凶行再び
しかし、魯の君主に呉起を讒言する者があった。
「いいですか、呉起は確かに才人かもしれませんが、出世欲が強く、好色な男です。故郷では、自分を謗った者三十人を殺しました。何とも極端で危険です。用いるべきではありません」
「それは本当か?」
魯君主が聞いた。
「本当です。それに、呉起の妻は斉の女です。妻の故郷である国と、本気で戦などしますでしょうか。反対に我が国の情報を流して寝返るかもしれませんぞ」
この讒言は非常に効果があった。魯君主は呉起の起用を中止にした。
呉起がいつ頃妻帯したかは分からないが、この時にはいたらしい。妨害を知った呉起は、妻を呼んで言った。
「俺は疑われている。お前が斉の出身だからだそうだ」
妻は、泣きそうな顔になった。
「あなたが立身のために努力なさっている事は知っています。でも、だからといって私を離縁なさったりはしないですよね?」
「離縁はしない。だが手段はある。

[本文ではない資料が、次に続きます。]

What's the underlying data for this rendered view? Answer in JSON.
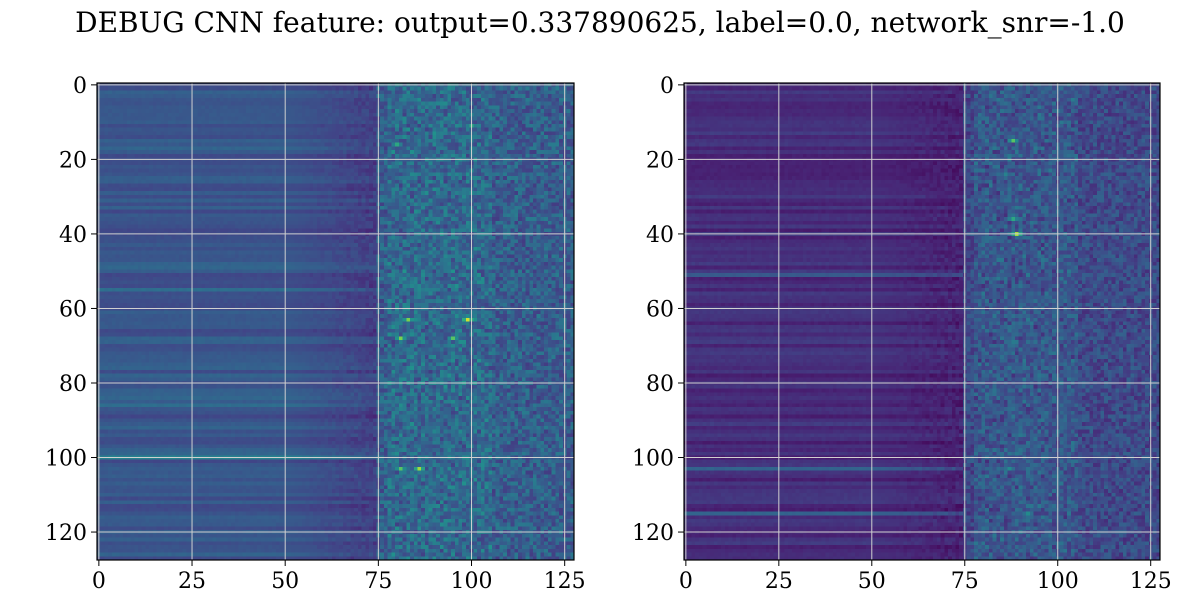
{
  "figure": {
    "title": "DEBUG CNN feature: output=0.337890625, label=0.0, network_snr=-1.0"
  },
  "chart_data": [
    {
      "type": "heatmap",
      "title": "",
      "xlabel": "",
      "ylabel": "",
      "colormap": "viridis",
      "shape": [
        128,
        128
      ],
      "xlim": [
        0,
        127
      ],
      "ylim": [
        127,
        0
      ],
      "grid": true,
      "xticks": [
        0,
        25,
        50,
        75,
        100,
        125
      ],
      "yticks": [
        0,
        20,
        40,
        60,
        80,
        100,
        120
      ],
      "xtick_labels": [
        "0",
        "25",
        "50",
        "75",
        "100",
        "125"
      ],
      "ytick_labels": [
        "0",
        "20",
        "40",
        "60",
        "80",
        "100",
        "120"
      ],
      "description": "Columns 0-50 smooth horizontal bands of mid blue-teal; noisy region from about column 75 to 127 with brightest yellow-green cells near columns 78-105",
      "hot_spots": [
        {
          "x": 100,
          "y": 11,
          "value": 0.7
        },
        {
          "x": 80,
          "y": 16,
          "value": 0.7
        },
        {
          "x": 99,
          "y": 63,
          "value": 0.95
        },
        {
          "x": 83,
          "y": 63,
          "value": 0.85
        },
        {
          "x": 81,
          "y": 68,
          "value": 0.85
        },
        {
          "x": 95,
          "y": 68,
          "value": 0.8
        },
        {
          "x": 86,
          "y": 103,
          "value": 0.9
        },
        {
          "x": 81,
          "y": 103,
          "value": 0.8
        }
      ],
      "notable_rows": [
        {
          "y": 55,
          "value": 0.45
        },
        {
          "y": 68,
          "value": 0.4
        },
        {
          "y": 86,
          "value": 0.45
        },
        {
          "y": 100,
          "value": 0.55
        }
      ]
    },
    {
      "type": "heatmap",
      "title": "",
      "xlabel": "",
      "ylabel": "",
      "colormap": "viridis",
      "shape": [
        128,
        128
      ],
      "xlim": [
        0,
        127
      ],
      "ylim": [
        127,
        0
      ],
      "grid": true,
      "xticks": [
        0,
        25,
        50,
        75,
        100,
        125
      ],
      "yticks": [
        0,
        20,
        40,
        60,
        80,
        100,
        120
      ],
      "xtick_labels": [
        "0",
        "25",
        "50",
        "75",
        "100",
        "125"
      ],
      "ytick_labels": [
        "0",
        "20",
        "40",
        "60",
        "80",
        "100",
        "120"
      ],
      "description": "Mostly dark purple-blue bands; noisy region from about column 75 to 127 with brightest cells near column 87-90",
      "hot_spots": [
        {
          "x": 88,
          "y": 15,
          "value": 0.8
        },
        {
          "x": 88,
          "y": 36,
          "value": 0.7
        },
        {
          "x": 89,
          "y": 40,
          "value": 0.9
        },
        {
          "x": 86,
          "y": 24,
          "value": 0.55
        },
        {
          "x": 87,
          "y": 103,
          "value": 0.6
        },
        {
          "x": 92,
          "y": 115,
          "value": 0.6
        }
      ],
      "notable_rows": [
        {
          "y": 103,
          "value": 0.4
        },
        {
          "y": 115,
          "value": 0.4
        },
        {
          "y": 51,
          "value": 0.35
        }
      ]
    }
  ]
}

すまん、許せ」
「なぜ謝りなさるの? 離縁以外なら、何でもお手伝い致しますわ」
「そうか」
なんと呉起は、その場で剣を抜いて妻を斬り殺してしまった。
この事が魯君主に伝わり、呉起は誠意を認められて将軍の位を与えられた。そして大国・斉を攻めて勝ち、大きな戦果を上げた。
だが、呉起の活躍はここでストップした。魯君主は、出世の為なら妻でも斬るような彼を不気味に感じたのだろう。やがて呉起の実権を取り上げて、起用しなくなった。